Independent market analyst Ambareesh Baliga said, “High inflation rate forces the central bank to go for interest rate hikes, which affects various sectors… The high inflation in the country has started appearing on companies’ earnings as their profit margins are getting affected due to high input costs.”
Baliga said the companies generally do not pass on input costs to customers immediately, except the EPC (engineering, procurement and construction) sector that passes on immediately. “It takes three-four quarters for a company to pass on the high input cost to customers. And, if inflation keeps rising, the impact will continue for long.”
Another market expert said, “High rate of inflation affects overall annual returns for investors.

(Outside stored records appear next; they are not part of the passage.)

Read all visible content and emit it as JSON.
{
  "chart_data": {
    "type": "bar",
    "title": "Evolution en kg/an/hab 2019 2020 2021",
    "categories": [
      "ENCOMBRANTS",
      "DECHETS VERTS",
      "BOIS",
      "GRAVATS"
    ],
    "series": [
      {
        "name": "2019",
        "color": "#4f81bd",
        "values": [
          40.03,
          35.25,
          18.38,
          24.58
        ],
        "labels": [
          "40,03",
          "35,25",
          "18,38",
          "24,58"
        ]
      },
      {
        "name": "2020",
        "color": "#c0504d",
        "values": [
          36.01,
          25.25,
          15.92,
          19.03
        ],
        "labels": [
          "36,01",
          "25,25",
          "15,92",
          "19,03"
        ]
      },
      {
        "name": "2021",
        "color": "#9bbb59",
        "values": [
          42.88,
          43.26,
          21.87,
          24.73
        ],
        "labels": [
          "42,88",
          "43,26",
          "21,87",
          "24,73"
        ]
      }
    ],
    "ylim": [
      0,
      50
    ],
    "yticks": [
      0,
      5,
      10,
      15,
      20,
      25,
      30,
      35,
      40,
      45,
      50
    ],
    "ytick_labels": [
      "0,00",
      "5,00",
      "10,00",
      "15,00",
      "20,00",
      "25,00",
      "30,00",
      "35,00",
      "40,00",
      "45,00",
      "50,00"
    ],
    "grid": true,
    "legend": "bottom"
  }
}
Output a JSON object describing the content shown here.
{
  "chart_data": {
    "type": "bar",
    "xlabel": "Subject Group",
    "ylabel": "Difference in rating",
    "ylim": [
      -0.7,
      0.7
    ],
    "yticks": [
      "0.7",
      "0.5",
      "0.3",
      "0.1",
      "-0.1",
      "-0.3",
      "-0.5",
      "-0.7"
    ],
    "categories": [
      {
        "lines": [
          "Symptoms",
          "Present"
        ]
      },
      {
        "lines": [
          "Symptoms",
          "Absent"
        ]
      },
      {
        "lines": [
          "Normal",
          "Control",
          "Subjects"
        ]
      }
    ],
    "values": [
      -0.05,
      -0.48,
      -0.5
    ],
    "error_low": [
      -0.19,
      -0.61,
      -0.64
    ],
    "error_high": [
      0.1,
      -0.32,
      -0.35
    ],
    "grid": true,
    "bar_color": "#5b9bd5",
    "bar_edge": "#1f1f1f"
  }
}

For example, if a portfolio has given an investor a 10 per cent return and the inflation is 4 per cent, then the real return rate is 6 per cent. But, due to high inflation, as companies’ profitability reduces on higher cost of inputs, the return on shares also declines. Let’s say, now, a portfolio gives an investor a reduced 7 per cent return now and the inflation rate is also 7 per cent. In this case, real rate of return is zero. So, inflation affects both profitability of a company and real returns for investors.”
High inflation rate in the US is also forcing the Federal Reserve to increase interest rates, which is affecting foreign portfolio investment in India who have pulled out about Rs 1.69 lakh crore so far in 2022.
What Individual Investors Should Do
Baliga said retail investors should book profit for now and wait for the market to correct some more and buy again at lower prices.
The BSE benchmark Sensex on Monday declined 93.91 points to end at 55,675.32 and the NSE Nifty fell 14.75 points to 16,569.55 points. The Sensex has fallen about 9.2 per cent in the past five months since January 17, when it stood at 61,308.91 points.
“There is some more scope for correction in the market. The next two-three months will be a good opportunity for long-term investors to load up their portfolio,” Baliga said adding that as high inflation pushes the central bank to raise interest rates, the BFSI sector can be benefitted from this. BFSI stands for banking, financial services and insurance.